Une longue vidéo – 17 minutes – tournée par Bender, un jeune homme populaire chez les fans de l’Ajax Amsterdam et postée sur sa chaîne YouTube, offre un suivi assez complet d’une partie de la soirée dans un secteur du centre-ville. Bender suit des groupes de supporters du Maccabi Tel-Aviv et commente chaque action.
Il les filme chargeant des passants devant la gare centrale, volant des tubes métalliques sur des échafaudages, se mettant à poursuivre des gens et jetant des tubes sur un car de police. Plus tard, ils ramasseront des planches de bois.


Bender souligne le petit nombre de policiers présents : seulement deux véhicules. Des taxis suivent les fans du Maccabi et klaxonnent. En colère et mécontents, explique le jeune reporter, des actes des hooligans qui s’en sont pris à un de leurs collègues. L’instant d’après, Bender, essoufflé, raconte qu’ils ont exigé qu’il arrête de filmer.
Cette vidéo montre le comportement de hooligans d’une partie des supporters israéliens.

Des supporters du Maccabi agressés et des actes antisémites


D’autres images décrivent d’autres histoires, très différentes, qui se sont pourtant déroulées la même nuit, dans la même ville. Les personnes malmenées sur ces vidéos, filmées par leurs agresseurs, sont isolées.


Sur l’une d’elles, un fan du club israélien, reconnaissable à sa veste jaune, est assis par terre, serré de près par des hommes qui lui assènent des coups de pied. L’un d’eux lui lance : « Ça, c’est pour les enfants [de Gaza – ndlr], tu veux tuer des enfants, espèce d’enfoiré ? » Il répond « prends mon argent, prends mon argent », s’entend exiger « dis Free Palestine ! » – ce qu’il finit par faire. Et comme un autre, il est jeté dans un canal.
D’autres vidéos témoignent d’actes clairement antisémites. On entend sur l’une un homme parler de « chasse aux juifs ». Sur une autre, un jeune, frappé violemment, s’exclame, terrorisé : « Je ne suis pas juif, je ne suis pas juif. »

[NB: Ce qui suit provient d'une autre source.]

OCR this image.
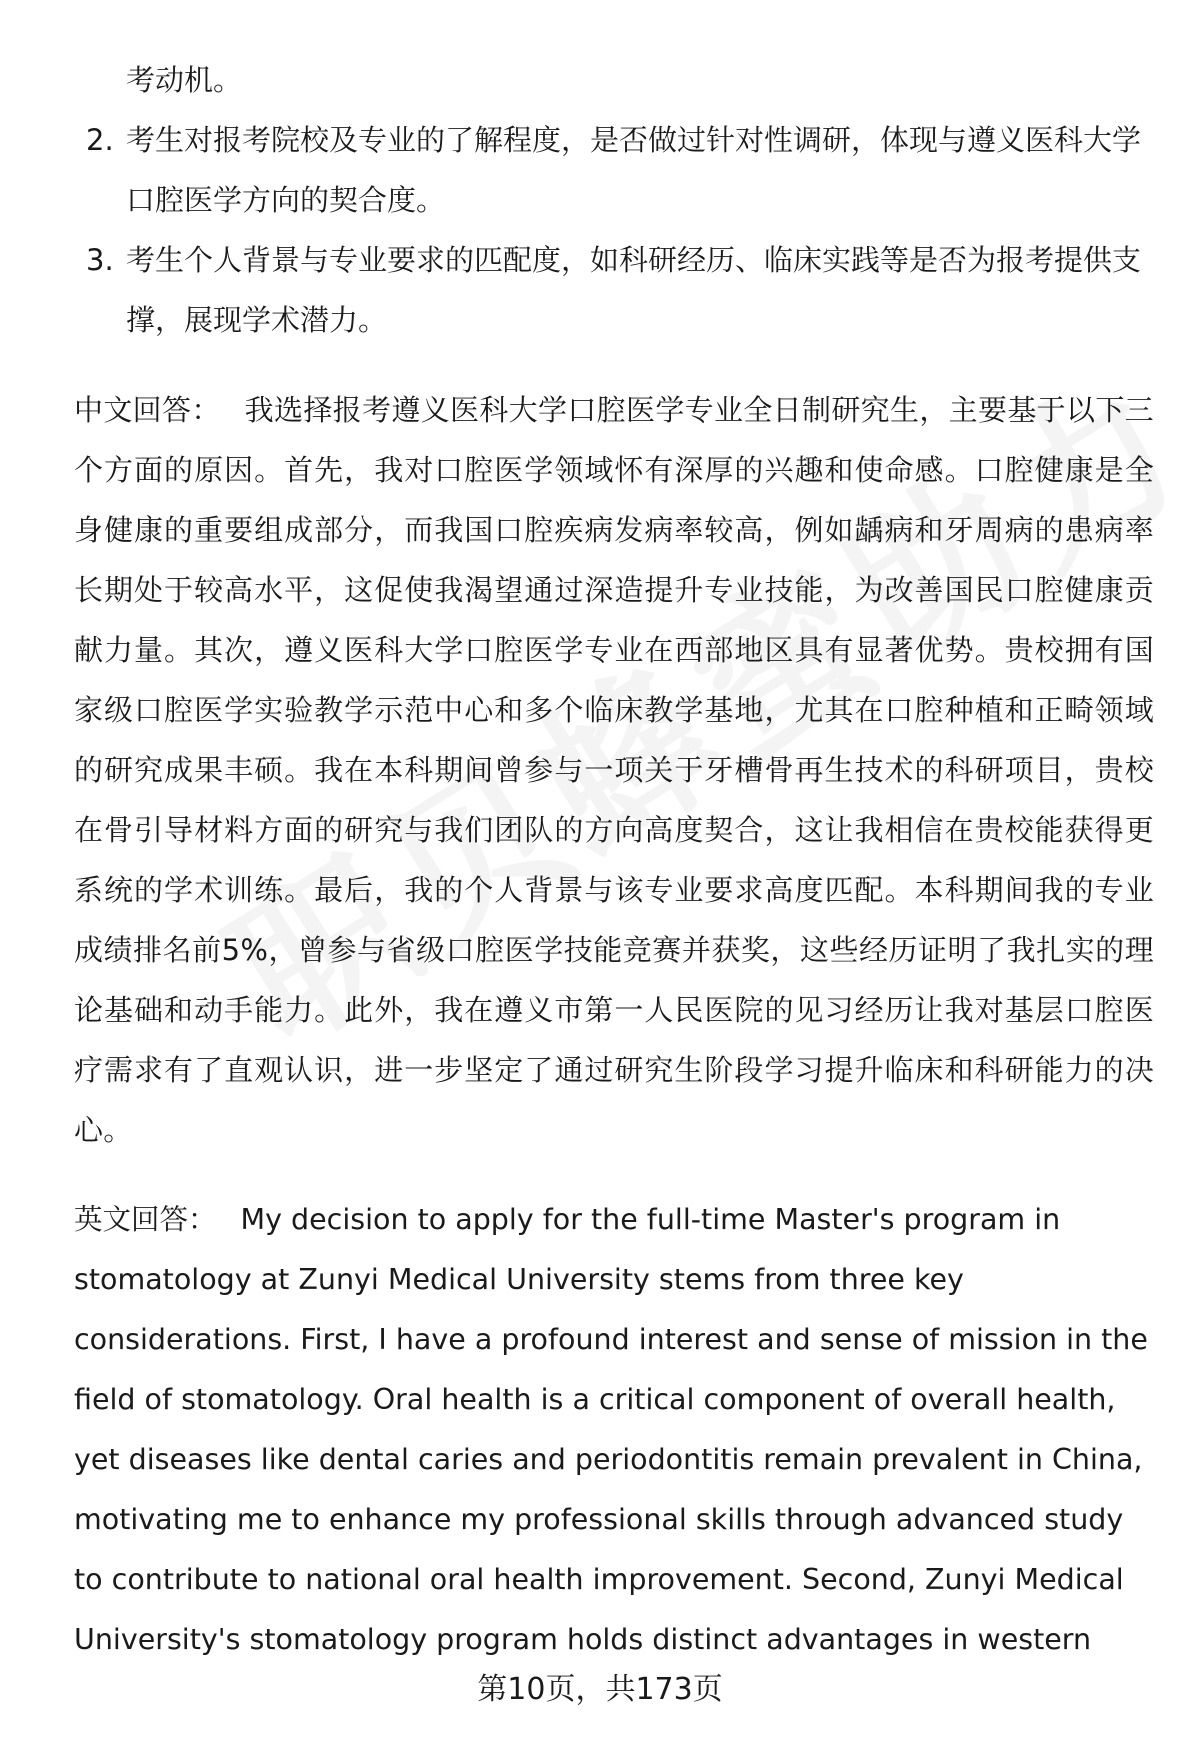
考动机。
2. 考生对报考院校及专业的了解程度，是否做过针对性调研，体现与遵义医科大学口腔医学方向的契合度。
3. 考生个人背景与专业要求的匹配度，如科研经历、临床实践等是否为报考提供支撑，展现学术潜力。

中文回答： 我选择报考遵义医科大学口腔医学专业全日制研究生，主要基于以下三个方面的原因。首先，我对口腔医学领域怀有深厚的兴趣和使命感。口腔健康是全身健康的重要组成部分，而我国口腔疾病发病率较高，例如龋病和牙周病的患病率长期处于较高水平，这促使我渴望通过深造提升专业技能，为改善国民口腔健康贡献力量。其次，遵义医科大学口腔医学专业在西部地区具有显著优势。贵校拥有国家级口腔医学实验教学示范中心和多个临床教学基地，尤其在口腔种植和正畸领域的研究成果丰硕。我在本科期间曾参与一项关于牙槽骨再生技术的科研项目，贵校在骨引导材料方面的研究与我们团队的方向高度契合，这让我相信在贵校能获得更系统的学术训练。最后，我的个人背景与该专业要求高度匹配。本科期间我的专业成绩排名前5%，曾参与省级口腔医学技能竞赛并获奖，这些经历证明了我扎实的理论基础和动手能力。此外，我在遵义市第一人民医院的见习经历让我对基层口腔医疗需求有了直观认识，进一步坚定了通过研究生阶段学习提升临床和科研能力的决心。

英文回答： My decision to apply for the full-time Master's program in stomatology at Zunyi Medical University stems from three key considerations. First, I have a profound interest and sense of mission in the field of stomatology. Oral health is a critical component of overall health, yet diseases like dental caries and periodontitis remain prevalent in China, motivating me to enhance my professional skills through advanced study to contribute to national oral health improvement. Second, Zunyi Medical University's stomatology program holds distinct advantages in western

第10页，共173页
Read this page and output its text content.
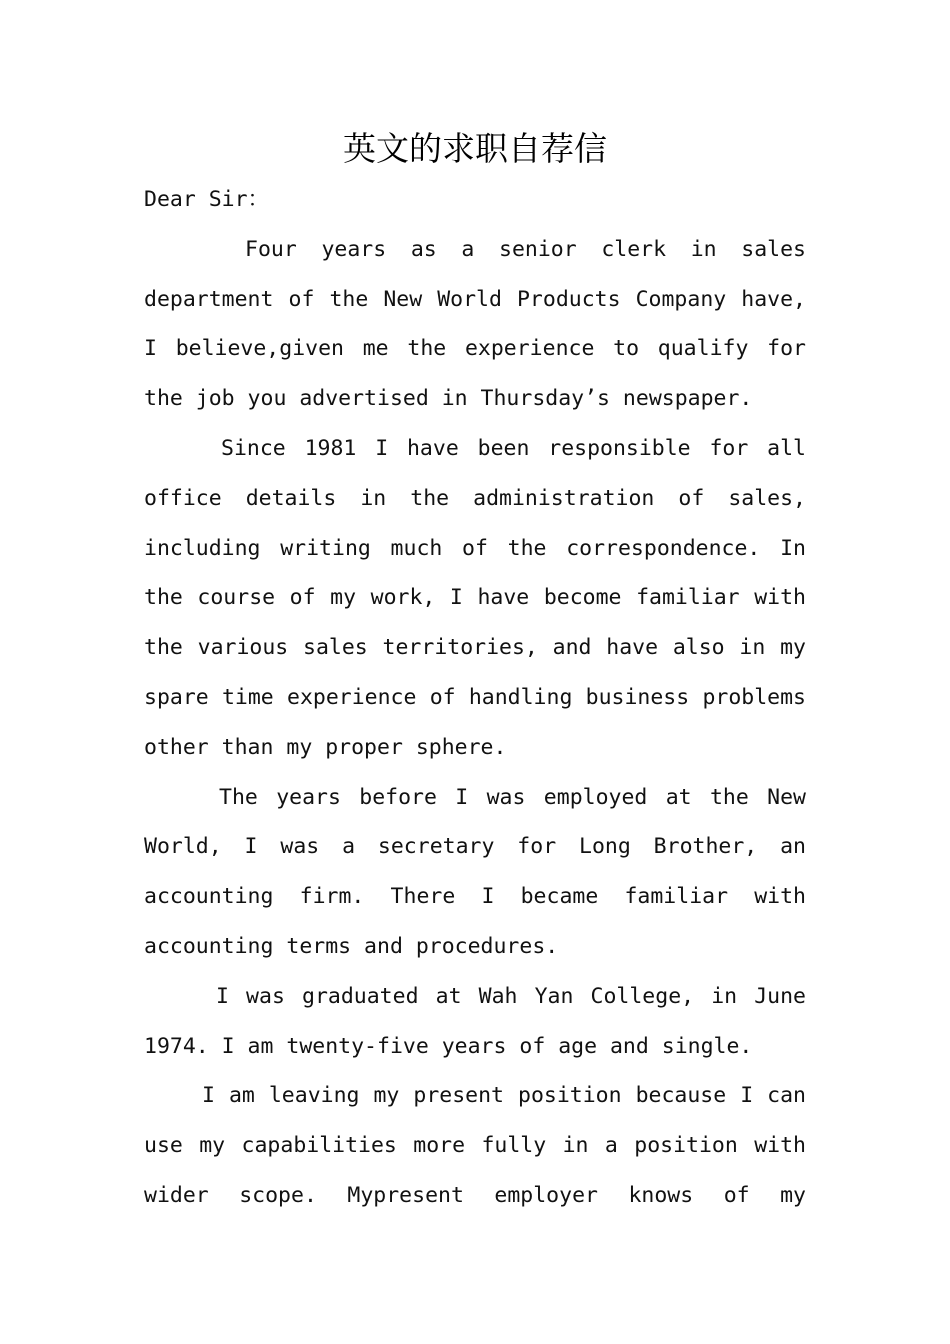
英文的求职自荐信

Dear Sir：

Four years as a senior clerk in sales department of the New World Products Company have, I believe,given me the experience to qualify for the job you advertised in Thursday’s newspaper.

Since 1981 I have been responsible for all office details in the administration of sales, including writing much of the correspondence. In the course of my work, I have become familiar with the various sales territories, and have also in my spare time experience of handling business problems other than my proper sphere.

The years before I was employed at the New World, I was a secretary for Long Brother, an accounting firm. There I became familiar with accounting terms and procedures.

I was graduated at Wah Yan College, in June 1974. I am twenty-five years of age and single.

I am leaving my present position because I can use my capabilities more fully in a position with wider scope. Mypresent employer knows of my
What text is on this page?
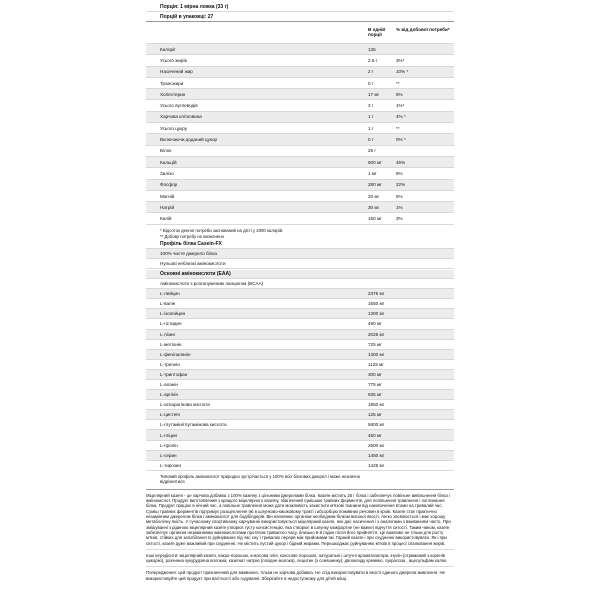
Порція: 1 мірна ложка (33 г)
Порцій в упаковці: 27
В одній порції
% від добової потреби*
Калорії	135
Усього жирів	2.5 г	3%*
Насичений жир	2 г	10% *
Трансжири	0 г	**
Холестерин	17 мг	6%
Усього вуглеводів	3 г	1%*
Харчова клітковина	1 г	4% *
Усього цукру	1 г	**
Включаючи доданий цукор	0 г	0% *
Білок	25 г
Кальцій	600 мг	46%
Залізо	1 мг	6%
Фосфор	280 мг	22%
Магній	20 мг	5%
Натрій	30 мг	1%
Калій	150 мг	3%
* Відсоток денної потреби заснований на дієті у 2000 калорій.
** Добову потребу не визначено
Профіль білка Casein-FX
100% чисте джерело білка
Нульові неблизкі амінокислоти
Основні амінокислоти (ЕАА)
Амінокислоти з розгалуженим ланцюгом (BCAA)
L-лейцин	2375 мг
L-валін	1650 мг
L-ізолейцин	1300 мг
L-гістидин	490 мг
L-лізин	2025 мг
L-метіонін	725 мг
L-фенілаланін	1300 мг
L-треонін	1125 мг
L-триптофан	300 мг
L-аланін	775 мг
L-аргінін	935 мг
L-аспарагінова кислота	1850 мг
L-цистеїн	125 мг
L-глутамін/глутамінова кислота	5600 мг
L-гліцин	450 мг
L-пролін	2600 мг
L-серин	1450 мг
L-тирозин	1425 мг
Типовий профіль амінокислот природно зустрічається у 100% всіх білкових джерел і може незначно відрізнятися
Міцелярний казеїн - це харчова добавка з 100% казеїну з цільними джерелами білка. Казеїн містить 25 г білка і забезпечує повільне вивільнення білка і амінокислот. Продукт виготовлений з кращого міцелярного казеїну, збагачений сумішшю травних ферментів, для поліпшення травлення і поглинання білка. Продукт працює в нічний час, а повільне травлення може дати можливість захистити м'язові тканини від накопичення втоми на тривалий час. Суміш травних ферментів підтримує розщеплення їжі в шлунково-кишковому тракті і абсорбцію поживних речовин в крові. Казеїн стає практично незамінним джерелом білка і амінокислот для бодібілдерів. Він наповнює організм необхідним білком високої якості, легко засвоюється і має хорошу метаболічну якість. У сучасному спортивному харчуванні використовується міцелярний казеїн, яке дає насичення і з аналогами з вживанням часто. При змішуванні з рідиною міцелярний казеїн утворює густу консистенцію, яка створює в шлунку комфортне (не важке) відчуття ситості. Таким чином, казеїн забезпечує організм незамінними амінокислотами протягом тривалого часу, близько 6-8 годин після його прийняття. Це важливо не тільки для росту м'язів, стійких для запобігання їх руйнування під час сну і тривалих перерв між прийомами їжі. Гарний казеїн і при схудненні використовувати. Як і при ситості, казеїн дуже важливий при схудненні. Не містить пустий цукор і бідний жирами. Перешкоджає руйнуванню м'язів в процесі спалювання жирів.
Інші інгредієнти: міцелярний казеїн, какао-порошок, кокосова олія, кокосове порошок, натуральні і штучні ароматизатори, інулін (отриманий з коренів цикорію), розчинна кукурудзяна волокна, казеїнат натрію (похідне молока), лецитин (з соняшнику), двооксиду кремнію, сукралоза , ацесульфам калію.
Попередження: цей продукт призначений для вживання, тільки не харчова добавка. Не слід використовувати в якості єдиного джерела живлення. Не використовуйте цей продукт при вагітності або годуванні. Зберігайте в недоступному для дітей місці.
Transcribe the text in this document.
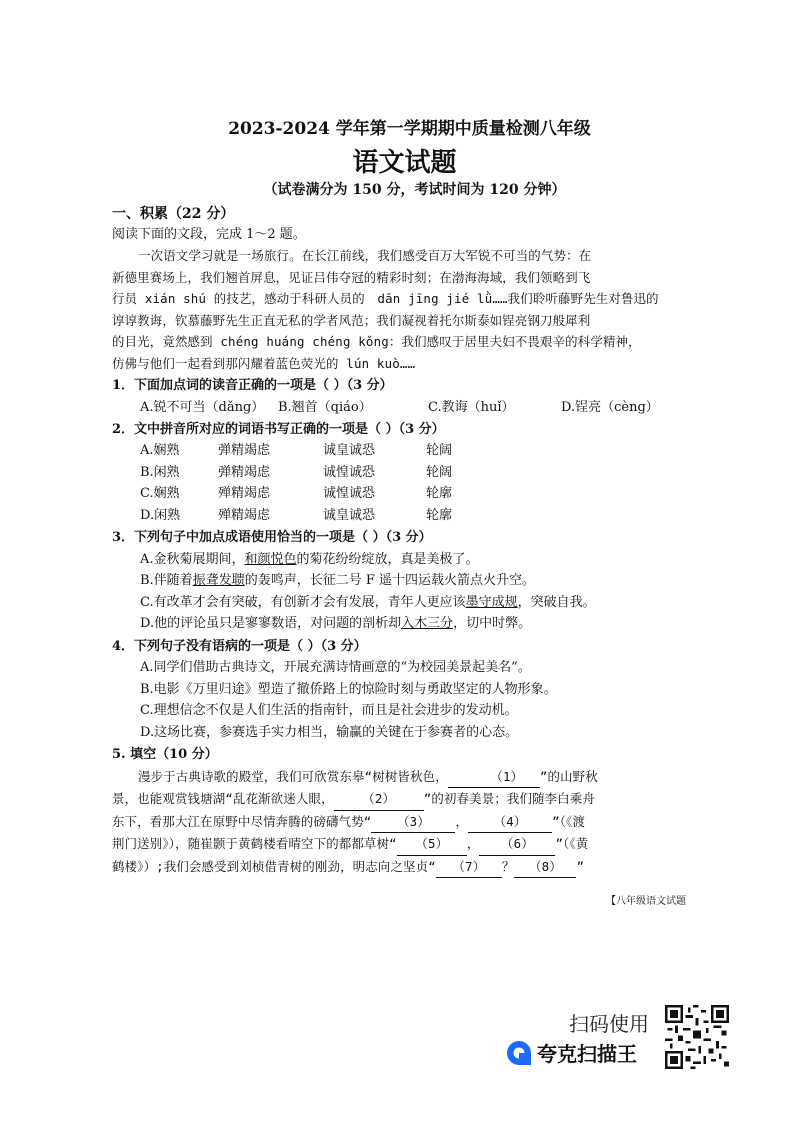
2023-2024 学年第一学期期中质量检测八年级
语文试题
（试卷满分为 150 分，考试时间为 120 分钟）
一、积累（22 分）
阅读下面的文段，完成 1～2 题。
一次语文学习就是一场旅行。在长江前线，我们感受百万大军锐不可当的气势：在
新德里赛场上，我们翘首屏息，见证吕伟夺冠的精彩时刻；在渤海海域，我们领略到飞
行员 xián shú 的技艺，感动于科研人员的　dān jīng jié lǜ……我们聆听藤野先生对鲁迅的
谆谆教诲，钦慕藤野先生正直无私的学者风范；我们凝视着托尔斯泰如锃亮钢刀般犀利
的目光，竟然感到 chéng huáng chéng kǒng：我们感叹于居里夫妇不畏艰辛的科学精神，
仿佛与他们一起看到那闪耀着蓝色荧光的 lún kuò……
1．下面加点词的读音正确的一项是（ ）（3 分）
A.锐不可当（dǎng）	B.翘首（qiáo）	C.教诲（huǐ）	D.锃亮（cèng）
2．文中拼音所对应的词语书写正确的一项是（ ）（3 分）
A.娴熟	弹精竭虑	诚皇诚恐	轮阔
B.闲熟	弹精竭虑	诚惶诚恐	轮阔
C.娴熟	殚精竭虑	诚惶诚恐	轮廓
D.闲熟	殚精竭虑	诚皇诚恐	轮廓
3．下列句子中加点成语使用恰当的一项是（ ）（3 分）
A.金秋菊展期间，和颜悦色的菊花纷纷绽放，真是美极了。
B.伴随着振聋发聩的轰鸣声，长征二号 F 遥十四运载火箭点火升空。
C.有改革才会有突破，有创新才会有发展，青年人更应该墨守成规，突破自我。
D.他的评论虽只是寥寥数语，对问题的剖析却入木三分，切中时弊。
4．下列句子没有语病的一项是（ ）（3 分）
A.同学们借助古典诗文，开展充满诗情画意的“为校园美景起美名”。
B.电影《万里归途》塑造了撤侨路上的惊险时刻与勇敢坚定的人物形象。
C.理想信念不仅是人们生活的指南针，而且是社会进步的发动机。
D.这场比赛，参赛选手实力相当，输赢的关键在于参赛者的心态。
5. 填空（10 分）
漫步于古典诗歌的殿堂，我们可欣赏东皋“树树皆秋色，	（1） ”的山野秋
景，也能观赏钱塘湖“乱花渐欲迷人眼， （2） ”的初春美景；我们随李白乘舟
东下，看那大江在原野中尽情奔腾的磅礴气势“ （3） ， （4） ”（《渡
荆门送别》），随崔颢于黄鹤楼看晴空下的都都草树“ （5） ， （6） ”（《黄
鹤楼》）;我们会感受到刘桢借青树的刚劲，明志向之坚贞“ （7） ？ （8） ”
【八年级语文试题
扫码使用
夸克扫描王
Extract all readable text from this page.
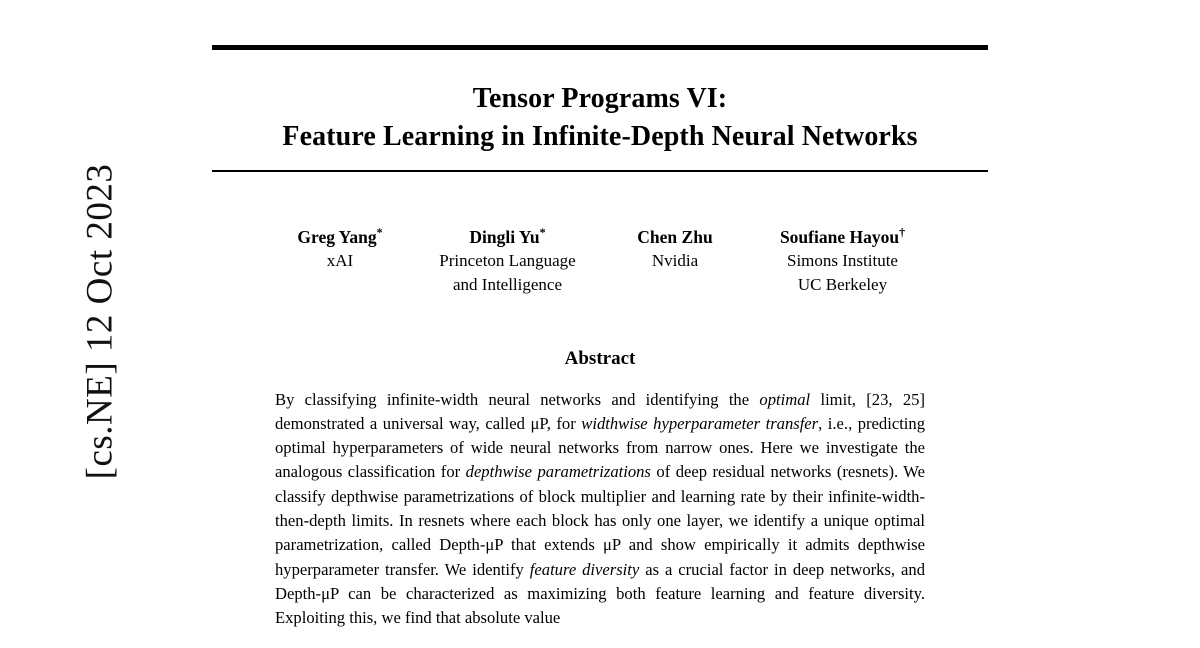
[cs.NE] 12 Oct 2023
Tensor Programs VI:
Feature Learning in Infinite-Depth Neural Networks
Greg Yang*
xAI
Dingli Yu*
Princeton Language
and Intelligence
Chen Zhu
Nvidia
Soufiane Hayou†
Simons Institute
UC Berkeley
Abstract
By classifying infinite-width neural networks and identifying the optimal limit, [23, 25] demonstrated a universal way, called μP, for widthwise hyperparameter transfer, i.e., predicting optimal hyperparameters of wide neural networks from narrow ones. Here we investigate the analogous classification for depthwise parametrizations of deep residual networks (resnets). We classify depthwise parametrizations of block multiplier and learning rate by their infinite-width-then-depth limits. In resnets where each block has only one layer, we identify a unique optimal parametrization, called Depth-μP that extends μP and show empirically it admits depthwise hyperparameter transfer. We identify feature diversity as a crucial factor in deep networks, and Depth-μP can be characterized as maximizing both feature learning and feature diversity. Exploiting this, we find that absolute value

« Je me suis réveillé le vendredi matin avec ma messagerie saturée de messages d’amis juifs des Pays-Bas, d’Israël et des États-Unis me demandant si j’allais bien !, reprend Jelle Zijlstra. Et j’ai vu sur les réseaux sociaux ces images terribles, ces images de personnes battues dans les rues, de juifs battus dans les rues, qui peuvent évoquer bien sûr des émotions très fortes chez les juifs qui vivent ici et dont beaucoup d'ancêtres ont traversé les attaques contre leur peuple et bien sûr l’Holocauste. Une de mes amies l’a très bien décrit. Elle a dit : “Lorsque j’ai vu les vidéos, c'était comme si une chorale ancestrale avait commencé à chanter dans mon corps, me disant que j’étais en danger.” »
La maire écologiste d’Amsterdam a évoqué mardi un « cocktail toxique d’antisémitisme et de hooliganisme ». Femke Halsema a ajouté que « des injustices ont été commises à l’égard des juifs de [leur] ville ainsi que des personnes appartenant à des minorités qui sympathisent avec les Palestiniens ».
« Les supporters juifs israéliens étaient des invités dans notre ville et ils ont été traqués, chassés et attaqués par des appels antisémites sur les réseaux sociaux et dans les rues », a déclaré la bourgmestre. « Mais les Amstellodamois ont également été attaqués par des hooligans du Maccabi qui ont scandé des slogans racistes et haineux dans notre ville », a-t-elle indiqué.
Femke Halsema a précisé que les institutions juives de la ville, y compris les synagogues, n’avaient pas été visées et que les attaques étaient « purement destinées aux supporters israéliens du Maccabi ».
La police d’Amsterdam a déclaré que les agresseurs avaient été mobilisés par des appels lancés sur les réseaux sociaux pour s’en prendre aux juifs. « Nous devons prendre des mesures urgentes pour faire en sorte que notre communauté juive se sente en sécurité dans ce pays », a déclaré mardi le premier ministre, Dick Schoof, après avoir rencontré des membres de la communauté juive dans sa résidence officielle de La Haye.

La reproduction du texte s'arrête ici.